Paris, 19 juin [18]72, mercredi matin, 6 h.

L’accident d’hier, mon cher bien-aimé, te montre plus que je ne le voudrais à quel point je suis finie et archifinie comme femme active et utile. Je ne suis plus bonne qu’à t’aimer dans un coin d’hospice de la vieillesse. Car quant à consentir à être livrée sans défense à des domestiques, je ne le ferai pas tant qu’il me restera une lueur de raison. Dès aujourd’hui même je te prie de tenir compte de ma recommandation comme préface de mon testament que tu as entre les mains depuis longtemps. Et à ce sujet je t’engage aussi à te préoccuper dès à présent des affaires d’intérêt auxquelles je n’ai jamais rien entendu, si ce n’est de te les remettre intactes comme tu me les as confiées. Je t’écris cela, mon pauvre bien-aimé, en prévision d’un état maladif que je redoute plus que la mort pour toi et pour moi. Je te supplie de tenir compte de ma prière comme si elle te venait d’outre-tombe. Si, comme je le crains, je dois faire un stage plus ou moins long avant d’entrer dans la mort définitive, que je sois placée dans une maison de santé ou dans un hospice, le mot importe peu, mais pas de servantes, pas de servantes je t’en supplie au nom de ce que nous avons de plus sacré, au nom de nos quarante ans d’amour. Mon âme te sourit et te bénit.

BnF, Mss, NAF 16393, f. 174
Transcription de Guy Rosa


Paris, 19 juin [18]72, mercredi soir, 6 h.

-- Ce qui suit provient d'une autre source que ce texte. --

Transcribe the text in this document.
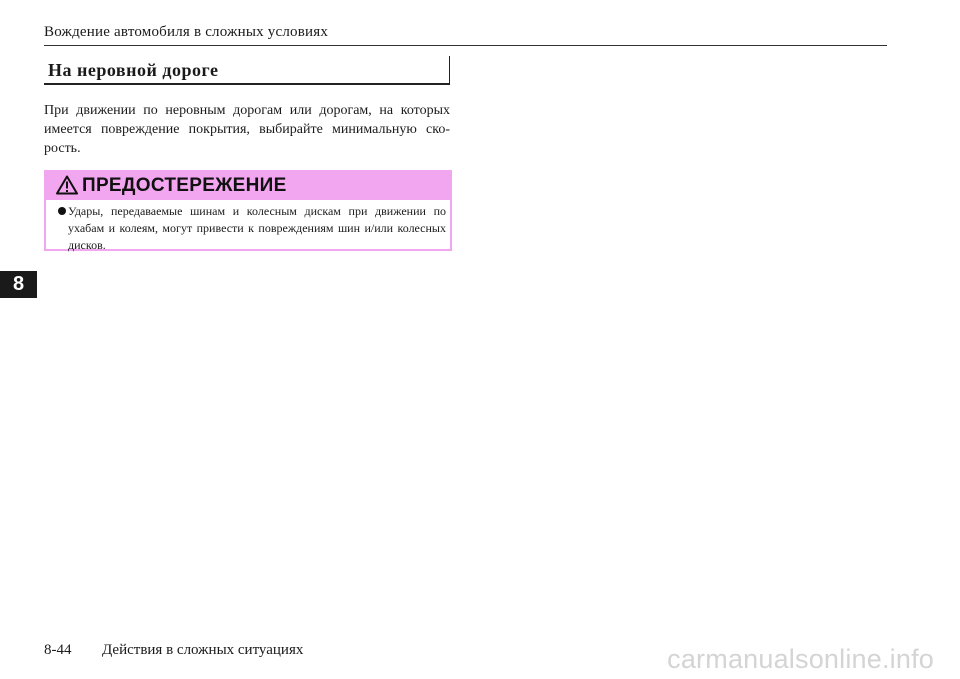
Вождение автомобиля в сложных условиях
На неровной дороге
При движении по неровным дорогам или дорогам, на которых имеется повреждение покрытия, выбирайте минимальную ско-рость.
ПРЕДОСТЕРЕЖЕНИЕ
Удары, передаваемые шинам и колесным дискам при движении по ухабам и колеям, могут привести к повреждениям шин и/или колесных дисков.
8
8-44 Действия в сложных ситуациях	carmanualsonline.info
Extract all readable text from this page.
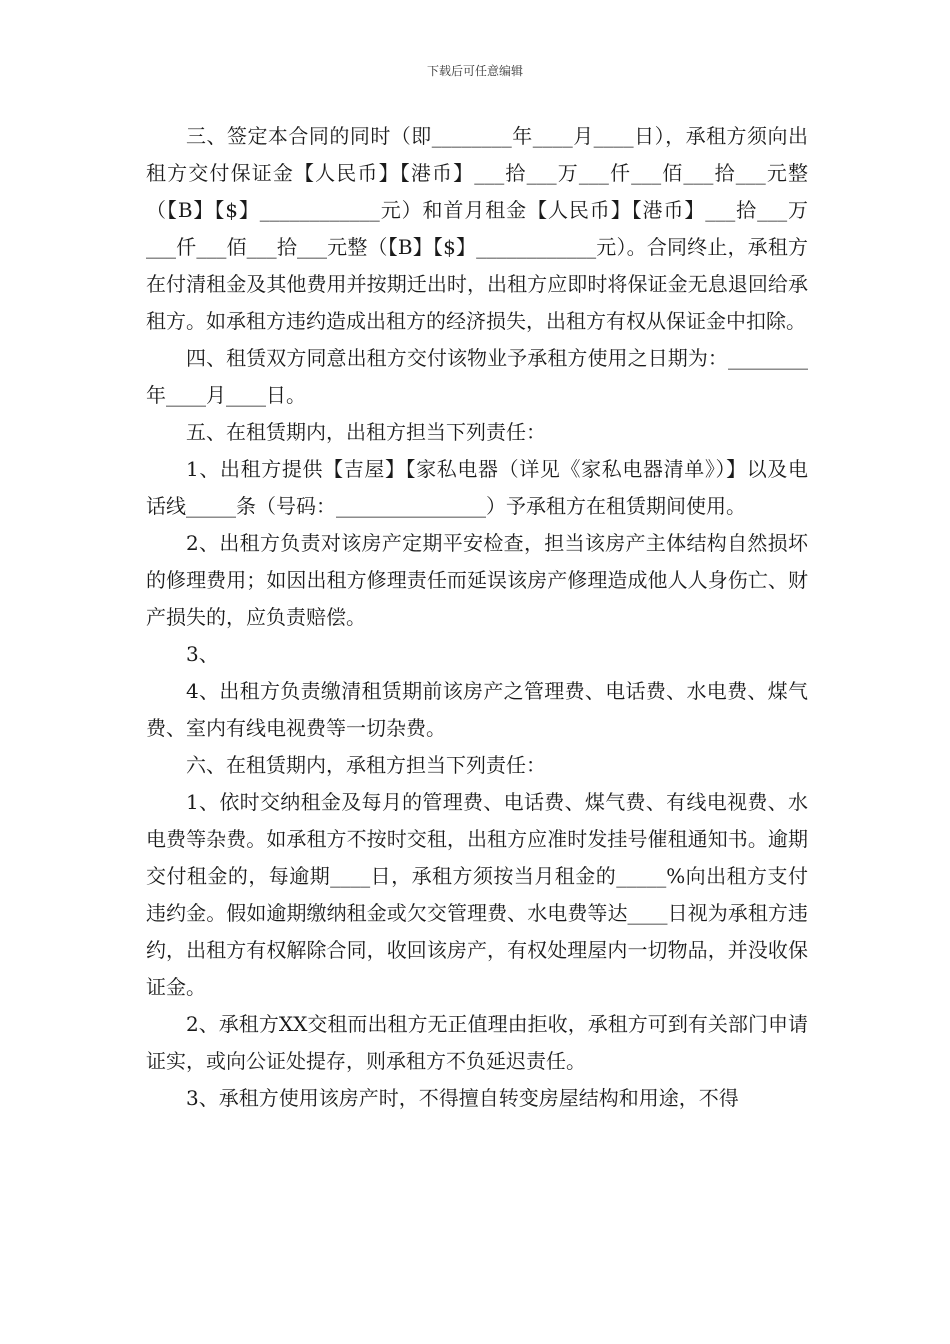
下载后可任意编辑

三、签定本合同的同时（即________年____月____日），承租方须向出租方交付保证金【人民币】【港币】___拾___万___仟___佰___拾___元整（【B】【$】____________元）和首月租金【人民币】【港币】___拾___万___仟___佰___拾___元整（【B】【$】____________元）。合同终止，承租方在付清租金及其他费用并按期迁出时，出租方应即时将保证金无息退回给承租方。如承租方违约造成出租方的经济损失，出租方有权从保证金中扣除。

四、租赁双方同意出租方交付该物业予承租方使用之日期为：________年____月____日。

五、在租赁期内，出租方担当下列责任：

1、出租方提供【吉屋】【家私电器（详见《家私电器清单》）】以及电话线_____条（号码：_______________）予承租方在租赁期间使用。

2、出租方负责对该房产定期平安检查，担当该房产主体结构自然损坏的修理费用；如因出租方修理责任而延误该房产修理造成他人人身伤亡、财产损失的，应负责赔偿。

3、

4、出租方负责缴清租赁期前该房产之管理费、电话费、水电费、煤气费、室内有线电视费等一切杂费。

六、在租赁期内，承租方担当下列责任：

1、依时交纳租金及每月的管理费、电话费、煤气费、有线电视费、水电费等杂费。如承租方不按时交租，出租方应准时发挂号催租通知书。逾期交付租金的，每逾期____日，承租方须按当月租金的_____%向出租方支付违约金。假如逾期缴纳租金或欠交管理费、水电费等达____日视为承租方违约，出租方有权解除合同，收回该房产，有权处理屋内一切物品，并没收保证金。

2、承租方XX交租而出租方无正值理由拒收，承租方可到有关部门申请证实，或向公证处提存，则承租方不负延迟责任。

3、承租方使用该房产时，不得擅自转变房屋结构和用途，不得
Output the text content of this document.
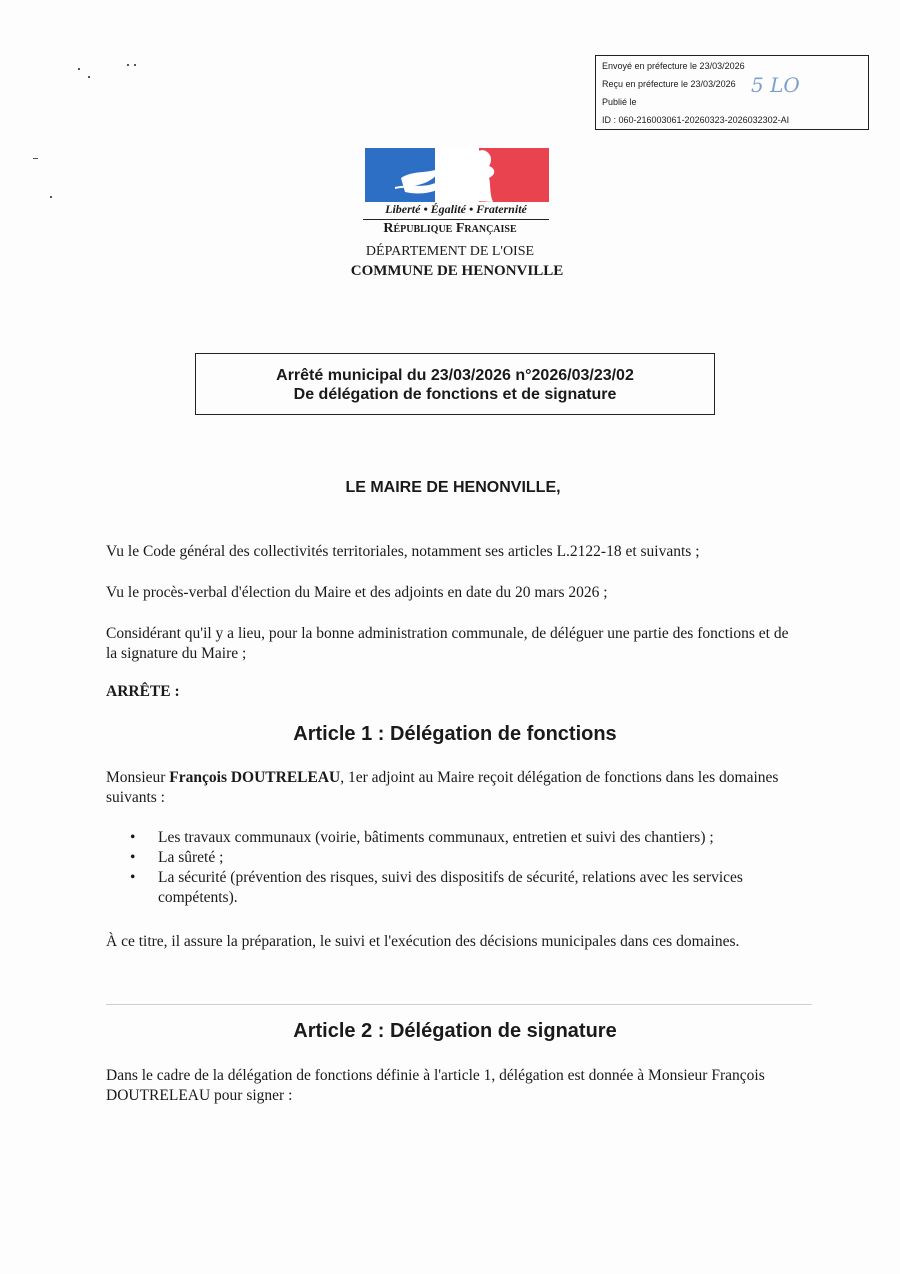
Envoyé en préfecture le 23/03/2026
Reçu en préfecture le 23/03/2026
Publié le
ID : 060-216003061-20260323-2026032302-AI
5 LO
Liberté • Égalité • Fraternité
République Française
DÉPARTEMENT DE L'OISE
COMMUNE DE HENONVILLE
Arrêté municipal du 23/03/2026 n°2026/03/23/02
De délégation de fonctions et de signature
LE MAIRE DE HENONVILLE,
Vu le Code général des collectivités territoriales, notamment ses articles L.2122-18 et suivants ;
Vu le procès-verbal d'élection du Maire et des adjoints en date du 20 mars 2026 ;
Considérant qu'il y a lieu, pour la bonne administration communale, de déléguer une partie des fonctions et de la signature du Maire ;
ARRÊTE :
Article 1 : Délégation de fonctions
Monsieur François DOUTRELEAU, 1er adjoint au Maire reçoit délégation de fonctions dans les domaines suivants :
• Les travaux communaux (voirie, bâtiments communaux, entretien et suivi des chantiers) ;
• La sûreté ;
• La sécurité (prévention des risques, suivi des dispositifs de sécurité, relations avec les services compétents).
À ce titre, il assure la préparation, le suivi et l'exécution des décisions municipales dans ces domaines.
Article 2 : Délégation de signature
Dans le cadre de la délégation de fonctions définie à l'article 1, délégation est donnée à Monsieur François DOUTRELEAU pour signer :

Je fais force de cœur et de courage, mon cher bien-aimé, pour mener à bien et jusqu’au bout ton festival de ce soir. Mais dans le cas où les forces me manqueraient, je te prie de ne pas m’en vouloir et de ne pas t’en inquiéter. Voilà un temps d’ailleurs qui explique et qui excuse bien des malaises. J’espère que la triste explication que nous avons eue n’a pas laissé de trace douloureuse en toi. Quant à moi je crois à la sincérité absolue de tout ce que tu m’as dit. Cependant je suis plus convaincue que jamais de la nécessité pour moi de ne me laisser conduire ni servir par aucune servante dans le cas prévu où je ne pourrais plus ni les diriger ni les commander moi-même. Je te le demande avec prière et au nom de tout ce que tu as de plus sacré sur la terre et au ciel. Je baise avec humiliation et avec adoration les tristes traces de ma [illisible].